Arithmetic logic units

Bulldozer unique approach enabled AMD to sell a processor with 8 somewhat streamlined integer cores. A bulldozer module include 2 integer cores, each with 2x ALUs and 2x AGUs. Compared to previous K10 design each integer core loses an ALU/AGU pair, but AMD correctly stated that rarely a single instruction stream need 3x ALUs/AGUs. Comparig Bulldozer with Sandy bridge is interesting: Intel processor has a very powerfull OoO logic that drives 3x ALUs and 2x AGUs per core, still Hyper-threading extracts significantly more performance from a single core, denoting that also Intel's cores can be under-utilized in normal work.

How integer cores and caches add up? The graph below show the maximum theoretical performance in both compute and L1 write intensive patterns:

Bulldozer integer bandwidth

From a compute standpoint, Bulldozer's cores are very well balanced: they have a maximum throughput equal to 66% of K10's ones, but remember that AMD 1) was able to integrate 2 integer cores per module and 2) the third ALU/AGU pair is rarely used. This means that a Bulldozer module can provide noticeably better results (in the range of 50-100%) than a Phenom core.

However, when we factor the reduced L1 write bandwidth, things become a little worse: while 32 bit operations should perform without problem, 64 bit operations can be bandwidth-starved. In write-intensive operations, a single Bulldozer core will be significantly slower than a K10 core, needing an entire Bulldozer module to match K10 performance. On the other hand, you can argue that, as loads are generally way more that stores, Bulldozer should perform adequately in all cases. Also remember the WCC, that can improve thing significantly for AMD newest design.

Ok, it's time to see some number now. To look at ALU performance we can use Sisoft Sandra 2011 SP5 drystone test. This benchmark is rather small and so it should fit entirely on L1 cache.'s review compared the newly released FX-8150 with other chips, disabling any turbo mode on processors that support it.

Bulldozer Sandra drystone

First of all, a little disclaimer: don't be fooled by the low per-thread SB + HT results: Hyperthreading enable one processor core to concurrently execute two thread, resulting in higher aggregate throughput at the expense of single thread latency.

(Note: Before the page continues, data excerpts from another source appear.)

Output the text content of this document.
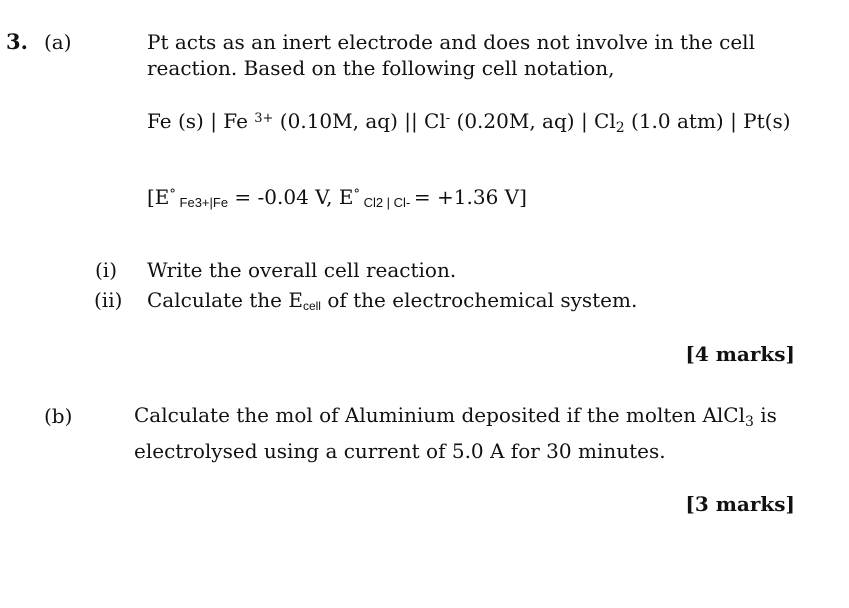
3. (a)	Pt acts as an inert electrode and does not involve in the cell
reaction. Based on the following cell notation,
Fe (s) | Fe $^{3+}$ (0.10M, aq) || Cl- (0.20M, aq) | $Cl_2$ (1.0 atm) | Pt(s)
[E° Fe3+|Fe = -0.04 V, E° Cl2 | Cl- = +1.36 V]
(i) Write the overall cell reaction.
(ii) Calculate the Ecell of the electrochemical system.
[4 marks]
(b)	Calculate the mol of Aluminium deposited if the molten AlCl$_3$ is
electrolysed using a current of 5.0 A for 30 minutes.
[3 marks]
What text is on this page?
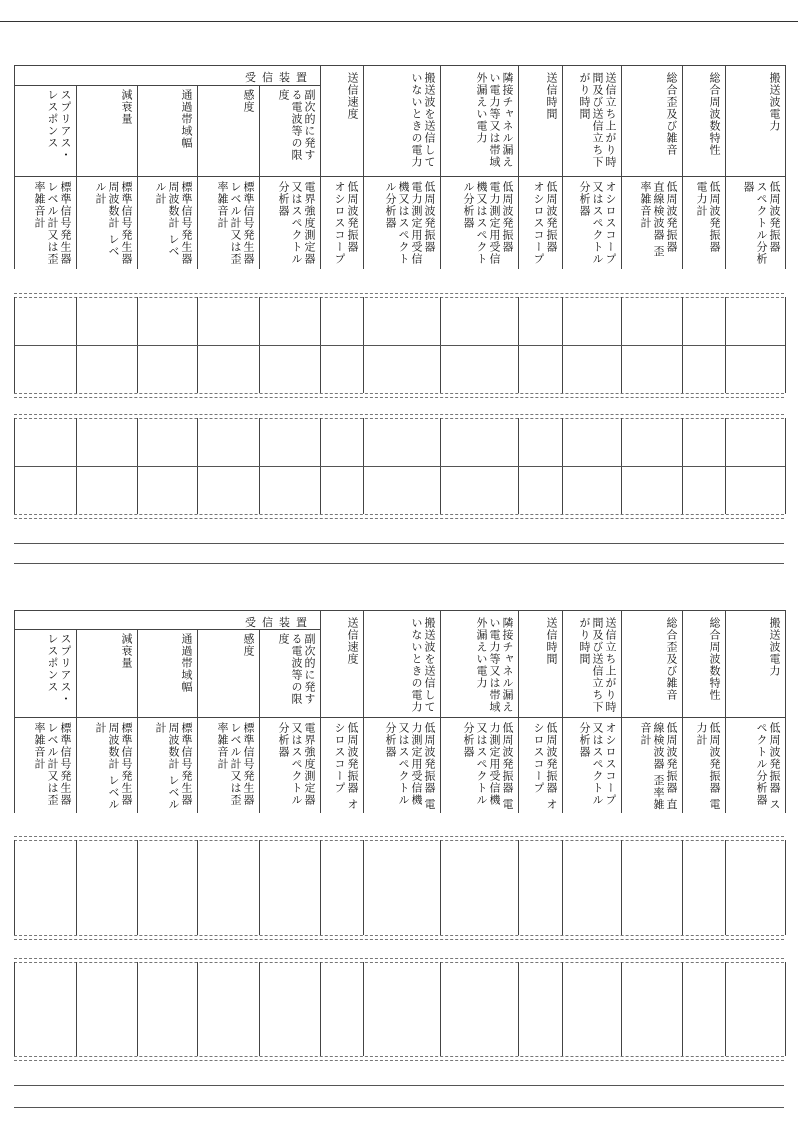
受信装置	搬送波電力
低周波発振器 スペクトル分析器
総合周波数特性
低周波発振器 電力計
総合歪及び雑音
低周波発振器 直線検波器 歪率雑音計
送信立ち上がり時間及び送信立ち下がり時間
オシロスコープ又はスペクトル分析器
送信時間
低周波発振器 オシロスコープ
隣接チャネル漏えい電力等又は帯域外漏えい電力
低周波発振器 電力測定用受信機又はスペクトル分析器
搬送波を送信していないときの電力
低周波発振器 電力測定用受信機又はスペクトル分析器
送信速度
低周波発振器 オシロスコープ
副次的に発する電波等の限度
電界強度測定器又はスペクトル分析器
感度
標準信号発生器 レベル計又は歪率雑音計
通過帯域幅
標準信号発生器 周波数計 レベル計
減衰量
標準信号発生器 周波数計 レベル計
スプリアス・レスポンス
標準信号発生器 レベル計又は歪率雑音計
受信装置	搬送波電力
低周波発振器 スペクトル分析器
総合周波数特性
低周波発振器 電力計
総合歪及び雑音
低周波発振器 直線検波器 歪率雑音計
送信立ち上がり時間及び送信立ち下がり時間
オシロスコープ又はスペクトル分析器
送信時間
低周波発振器 オシロスコープ
隣接チャネル漏えい電力等又は帯域外漏えい電力
低周波発振器 電力測定用受信機又はスペクトル分析器
搬送波を送信していないときの電力
低周波発振器 電力測定用受信機又はスペクトル分析器
送信速度
低周波発振器 オシロスコープ
副次的に発する電波等の限度
電界強度測定器又はスペクトル分析器
感度
標準信号発生器 レベル計又は歪率雑音計
通過帯域幅
標準信号発生器 周波数計 レベル計
減衰量
標準信号発生器 周波数計 レベル計
スプリアス・レスポンス
標準信号発生器 レベル計又は歪率雑音計
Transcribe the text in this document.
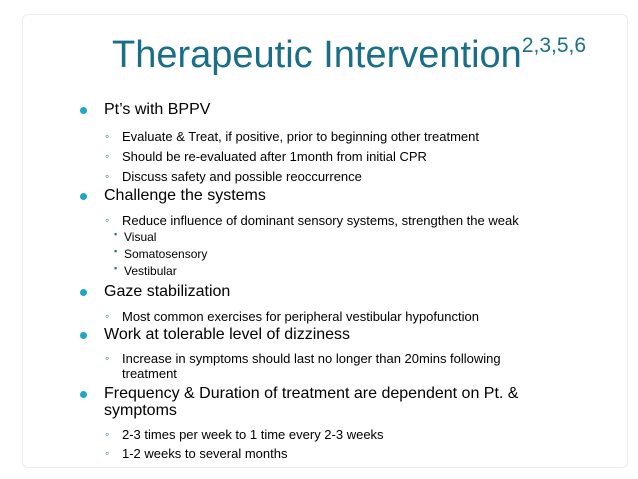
Therapeutic Intervention$^{2,3,5,6}$
Pt’s with BPPV
◦ Evaluate & Treat, if positive, prior to beginning other treatment
◦ Should be re-evaluated after 1month from initial CPR
◦ Discuss safety and possible reoccurrence
Challenge the systems
◦ Reduce influence of dominant sensory systems, strengthen the weak
▪ Visual
▪ Somatosensory
▪ Vestibular
Gaze stabilization
◦ Most common exercises for peripheral vestibular hypofunction
Work at tolerable level of dizziness
◦ Increase in symptoms should last no longer than 20mins following
treatment
Frequency & Duration of treatment are dependent on Pt. &
symptoms
◦ 2-3 times per week to 1 time every 2-3 weeks
◦ 1-2 weeks to several months
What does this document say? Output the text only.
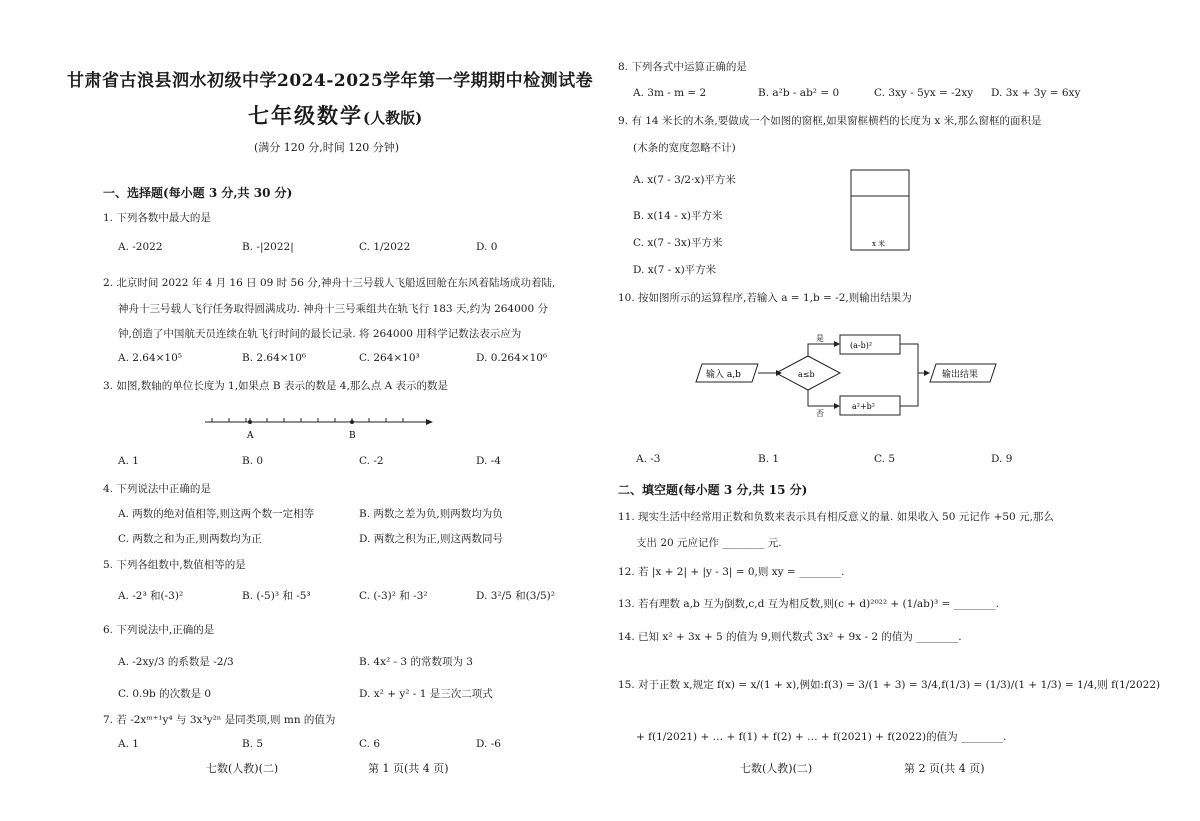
甘肃省古浪县泗水初级中学2024-2025学年第一学期期中检测试卷
七年级数学(人教版)
(满分 120 分,时间 120 分钟)
一、选择题(每小题 3 分,共 30 分)
1. 下列各数中最大的是
A. -2022	B. -|2022|	C. 1/2022	D. 0
2. 北京时间 2022 年 4 月 16 日 09 时 56 分,神舟十三号载人飞船返回舱在东风着陆场成功着陆,
神舟十三号载人飞行任务取得圆满成功. 神舟十三号乘组共在轨飞行 183 天,约为 264000 分
钟,创造了中国航天员连续在轨飞行时间的最长记录. 将 264000 用科学记数法表示应为
A. 2.64×10⁵	B. 2.64×10⁶	C. 264×10³	D. 0.264×10⁶
3. 如图,数轴的单位长度为 1,如果点 B 表示的数是 4,那么点 A 表示的数是
A	B
A. 1	B. 0	C. -2	D. -4
4. 下列说法中正确的是
A. 两数的绝对值相等,则这两个数一定相等	B. 两数之差为负,则两数均为负
C. 两数之和为正,则两数均为正	D. 两数之积为正,则这两数同号
5. 下列各组数中,数值相等的是
A. -2³ 和(-3)²	B. (-5)³ 和 -5³	C. (-3)² 和 -3²	D. 3²/5 和(3/5)²
6. 下列说法中,正确的是
A. -2xy/3 的系数是 -2/3	B. 4x² - 3 的常数项为 3
C. 0.9b 的次数是 0	D. x² + y² - 1 是三次二项式
7. 若 -2xᵐ⁺¹y⁴ 与 3x³y²ⁿ 是同类项,则 mn 的值为
A. 1	B. 5	C. 6	D. -6
七数(人教)(二)	第 1 页(共 4 页)
8. 下列各式中运算正确的是
A. 3m - m = 2	B. a²b - ab² = 0	C. 3xy - 5yx = -2xy D. 3x + 3y = 6xy
9. 有 14 米长的木条,要做成一个如图的窗框,如果窗框横档的长度为 x 米,那么窗框的面积是
(木条的宽度忽略不计)
A. x(7 - 3/2·x)平方米
B. x(14 - x)平方米
C. x(7 - 3x)平方米
D. x(7 - x)平方米
x 米
10. 按如图所示的运算程序,若输入 a = 1,b = -2,则输出结果为
输入 a,b	a≤b
是
否
(a-b)²
a²+b²
输出结果
A. -3	B. 1	C. 5	D. 9
二、填空题(每小题 3 分,共 15 分)
11. 现实生活中经常用正数和负数来表示具有相反意义的量. 如果收入 50 元记作 +50 元,那么
支出 20 元应记作 ________ 元.
12. 若 |x + 2| + |y - 3| = 0,则 xy = ________.
13. 若有理数 a,b 互为倒数,c,d 互为相反数,则(c + d)²⁰²² + (1/ab)³ = ________.
14. 已知 x² + 3x + 5 的值为 9,则代数式 3x² + 9x - 2 的值为 ________.
15. 对于正数 x,规定 f(x) = x/(1 + x),例如:f(3) = 3/(1 + 3) = 3/4,f(1/3) = (1/3)/(1 + 1/3) = 1/4,则 f(1/2022)
+ f(1/2021) + … + f(1) + f(2) + … + f(2021) + f(2022)的值为 ________.
七数(人教)(二)	第 2 页(共 4 页)
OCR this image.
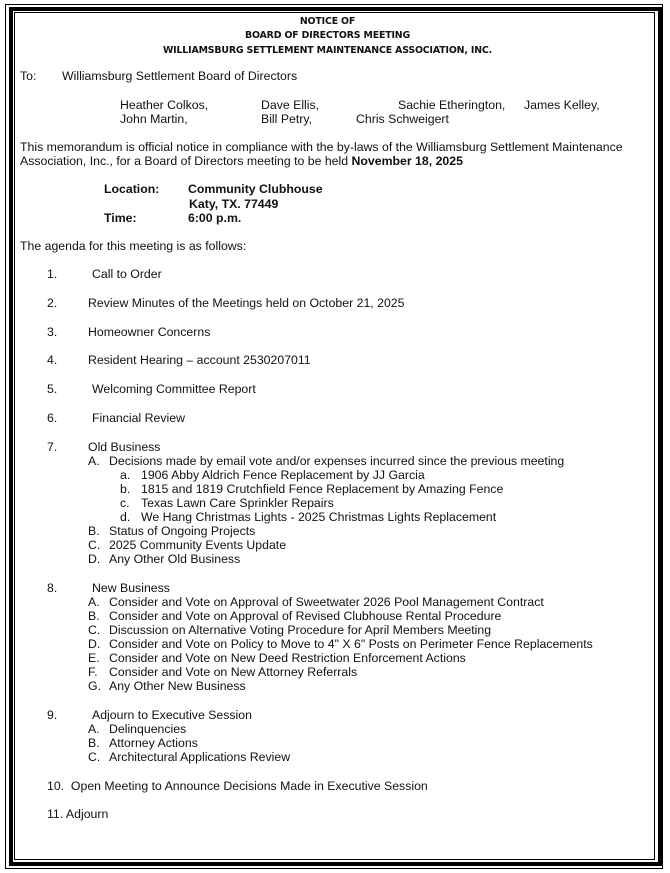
NOTICE OF
BOARD OF DIRECTORS MEETING
WILLIAMSBURG SETTLEMENT MAINTENANCE ASSOCIATION, INC.
To: Williamsburg Settlement Board of Directors
Heather Colkos,	Dave Ellis,	Sachie Etherington, James Kelley,
John Martin,	Bill Petry,	Chris Schweigert
This memorandum is official notice in compliance with the by-laws of the Williamsburg Settlement Maintenance
Association, Inc., for a Board of Directors meeting to be held November 18, 2025
Location: Community Clubhouse
Katy, TX. 77449
Time:	6:00 p.m.
The agenda for this meeting is as follows:
1.	Call to Order
2. Review Minutes of the Meetings held on October 21, 2025
3. Homeowner Concerns
4. Resident Hearing – account 2530207011
5.	Welcoming Committee Report
6.	Financial Review
7. Old Business
A. Decisions made by email vote and/or expenses incurred since the previous meeting
a. 1906 Abby Aldrich Fence Replacement by JJ Garcia
b. 1815 and 1819 Crutchfield Fence Replacement by Amazing Fence
c. Texas Lawn Care Sprinkler Repairs
d. We Hang Christmas Lights - 2025 Christmas Lights Replacement
B. Status of Ongoing Projects
C. 2025 Community Events Update
D. Any Other Old Business
8.	New Business
A. Consider and Vote on Approval of Sweetwater 2026 Pool Management Contract
B. Consider and Vote on Approval of Revised Clubhouse Rental Procedure
C. Discussion on Alternative Voting Procedure for April Members Meeting
D. Consider and Vote on Policy to Move to 4" X 6" Posts on Perimeter Fence Replacements
E. Consider and Vote on New Deed Restriction Enforcement Actions
F. Consider and Vote on New Attorney Referrals
G. Any Other New Business
9.	Adjourn to Executive Session
A. Delinquencies
B. Attorney Actions
C. Architectural Applications Review
10.  Open Meeting to Announce Decisions Made in Executive Session
11. Adjourn
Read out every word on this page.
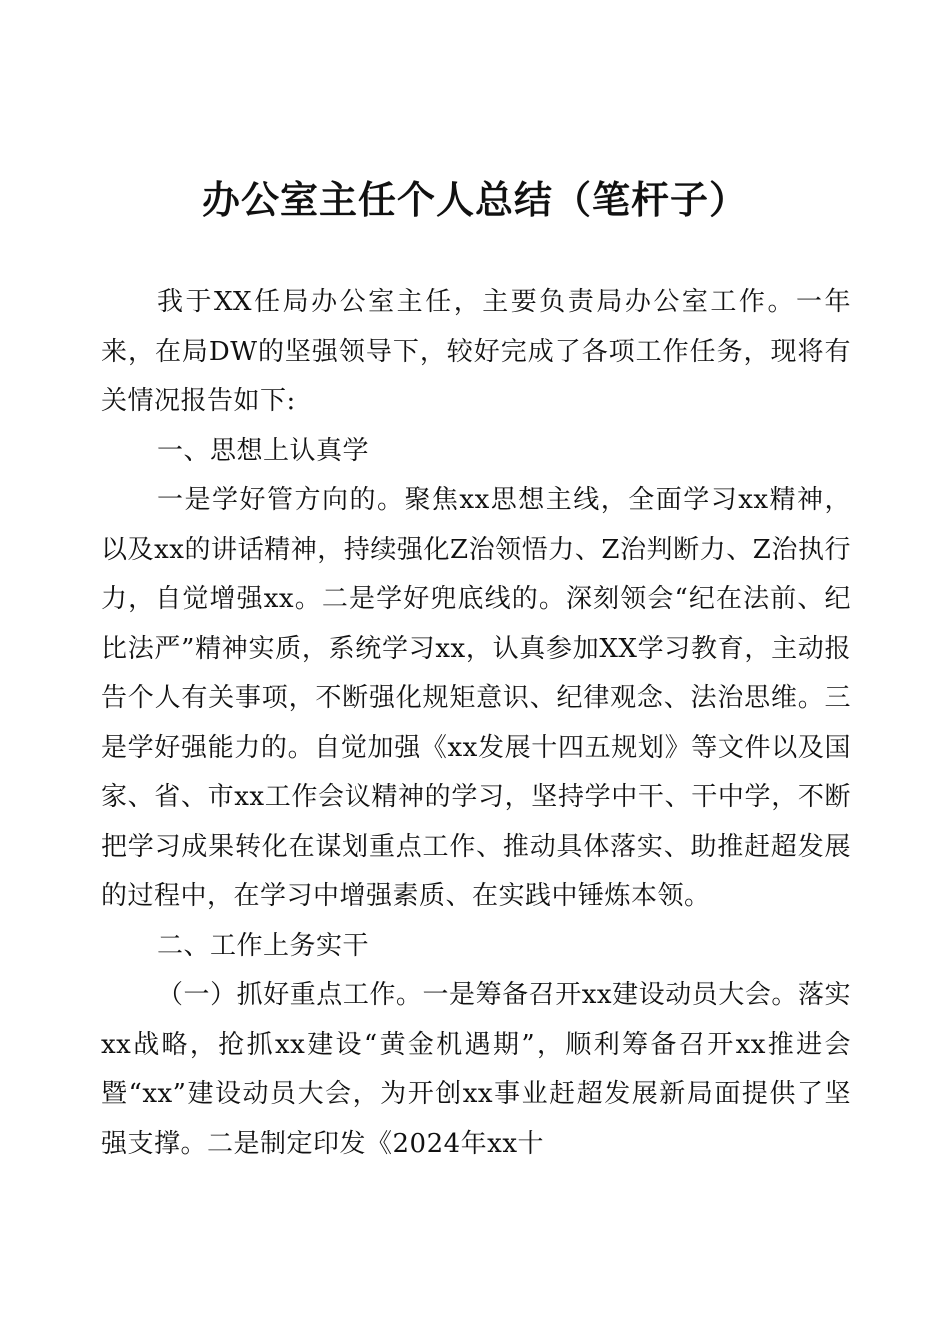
办公室主任个人总结（笔杆子）

我于XX任局办公室主任，主要负责局办公室工作。一年来，在局DW的坚强领导下，较好完成了各项工作任务，现将有关情况报告如下:

一、思想上认真学

一是学好管方向的。聚焦xx思想主线，全面学习xx精神，以及xx的讲话精神，持续强化Z治领悟力、Z治判断力、Z治执行力，自觉增强xx。二是学好兜底线的。深刻领会“纪在法前、纪比法严”精神实质，系统学习xx，认真参加XX学习教育，主动报告个人有关事项，不断强化规矩意识、纪律观念、法治思维。三是学好强能力的。自觉加强《xx发展十四五规划》等文件以及国家、省、市xx工作会议精神的学习，坚持学中干、干中学，不断把学习成果转化在谋划重点工作、推动具体落实、助推赶超发展的过程中，在学习中增强素质、在实践中锤炼本领。

二、工作上务实干

（一）抓好重点工作。一是筹备召开xx建设动员大会。落实xx战略，抢抓xx建设“黄金机遇期”，顺利筹备召开xx推进会暨“xx”建设动员大会，为开创xx事业赶超发展新局面提供了坚强支撑。二是制定印发《2024年xx十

In this test, we see that Bulldozer fares very well: at a chip level, it is about 30% faster then a Phenom II X6 running at the same clock speed. Remember that PhenomII X6 uses six fat, full-flegged cores: comparing one of these cores to an entire bulldozer module, we see that the latter is 2X faster than the former. If you factor that Bulldozer is expected to work at higher clock than previous processors, its performances are nothing short of excellent. Here AMD strategy of doubling the integer execution cores pay very well.

Comparing Bulldozer to Sandy bridge, the situation is a little different: while the new AMD architecture seems to hold its ground against non-HT enabled processors, it has some difficulties against HT-enabled ones. It seems that in drystone HT give a disproportional grow in speed, boosting aggregate performance by about 35%. The end results is that, at the same clock speed, Sandy bridge seems to have a 20% advantage over Bulldozer. Sure Bulldozer was expected to have very high clock speed; however the reality is that current AMD processors don't have a 20% higher clock then Intel processors.

Nevertheless, we can say that FX-8150 was a definitive improvement over previous PhenomII processors in the ALU department. So ALU performance is going to be a strong point of Bulldozer architecture, at least compared to its previous products.